A very delightful result of not drinking, and one secret that those cunning teetotallers have been keeping to themselves for far too long, is that one often gets to drive the most beloved people home and also the most interesting and the most fun. There’s nothing like a car journey late at night for catching up with or getting to know people.

People’s reactions have been mixed. Some think I’m completely mad. It’s likely that in some eyes I have now joined the ranks of the dry auld shites! Some kind souls have helpfully directed me towards the AA. Mostly however, people are bemused, amused and also more than a little interested. In these uncertain economic times, a whopping €100 has disappeared off the monthly shopping bill. In many countries beyond our little corner of the world, this sort of expenditure on alcohol would be considered variously as profligate, sinful, socially unacceptable and downright criminal. Yes of course I leave the party earlier now but age and other stuff has put me into the arrive late leave early department anyway.

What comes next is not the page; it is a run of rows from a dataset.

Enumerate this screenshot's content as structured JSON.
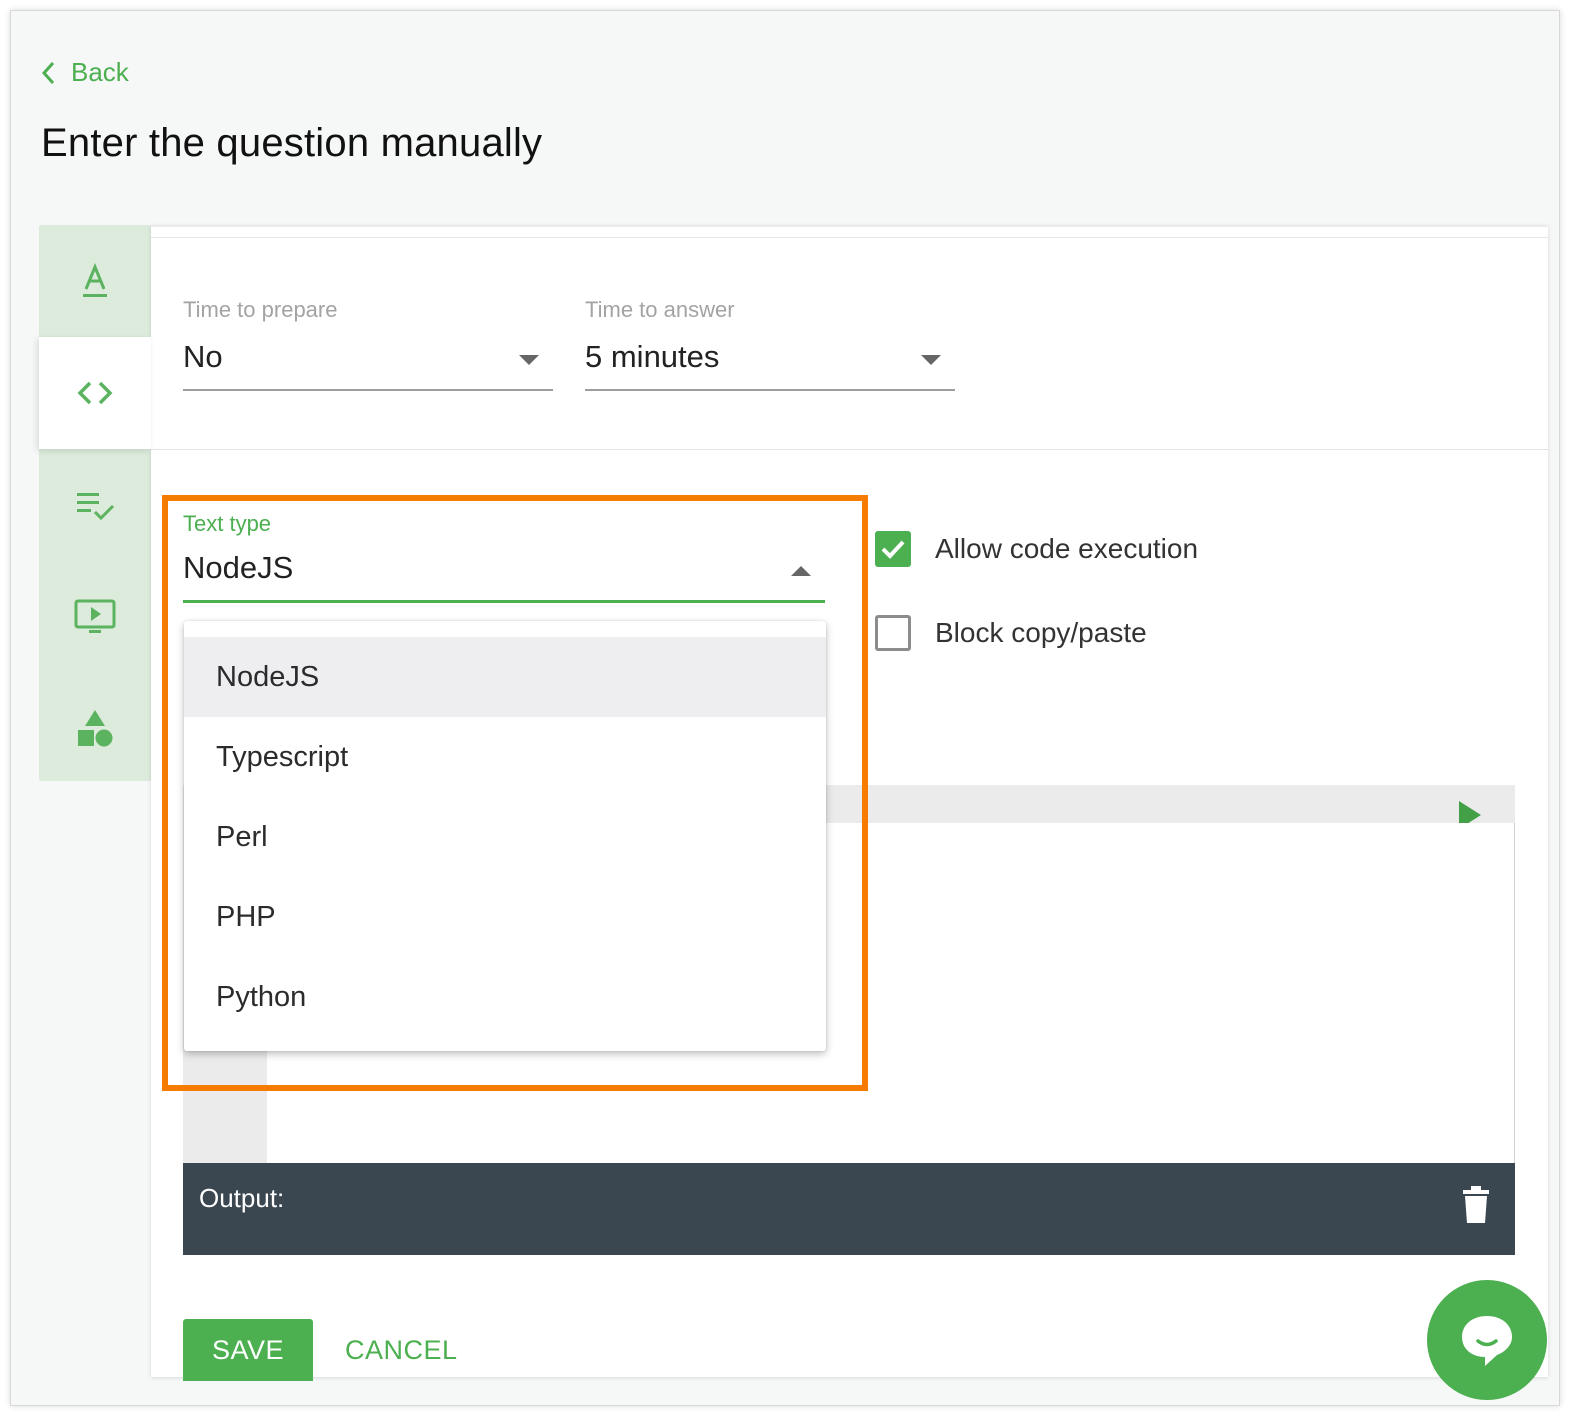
{
  "nav": {
    "back_label": "Back"
  },
  "page": {
    "title": "Enter the question manually"
  },
  "rail": {
    "tabs": [
      {
        "icon": "text-format-icon",
        "active": false
      },
      {
        "icon": "code-icon",
        "active": true
      },
      {
        "icon": "checklist-icon",
        "active": false
      },
      {
        "icon": "video-screen-icon",
        "active": false
      },
      {
        "icon": "shapes-icon",
        "active": false
      }
    ]
  },
  "timing": {
    "prepare_label": "Time to prepare",
    "prepare_value": "No",
    "answer_label": "Time to answer",
    "answer_value": "5 minutes"
  },
  "text_type": {
    "label": "Text type",
    "value": "NodeJS",
    "options": [
      "NodeJS",
      "Typescript",
      "Perl",
      "PHP",
      "Python"
    ],
    "selected_index": 0
  },
  "options": {
    "allow_code_execution": {
      "label": "Allow code execution",
      "checked": true
    },
    "block_copy_paste": {
      "label": "Block copy/paste",
      "checked": false
    }
  },
  "editor": {
    "output_label": "Output:"
  },
  "actions": {
    "save_label": "SAVE",
    "cancel_label": "CANCEL"
  },
  "colors": {
    "accent": "#4caf50",
    "highlight": "#f57c00",
    "output_bg": "#3a4750"
  }
}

There have been other benefits too, including weight loss, much pleasanter nights’ sleep, fewer thumping headaches and fewer moments of regret over things that might have been better off unsaid.

I have made no commitments to teetotalism. By the time you read this particular blog, I may very well be tucking into a third bottle of wine, and if so I just hope it’s a good one. But for now, being alcohol free is fun, financially rewarding and healthy. I’m a designated driver anytime I want to be – a role always in demand especially at this time of year.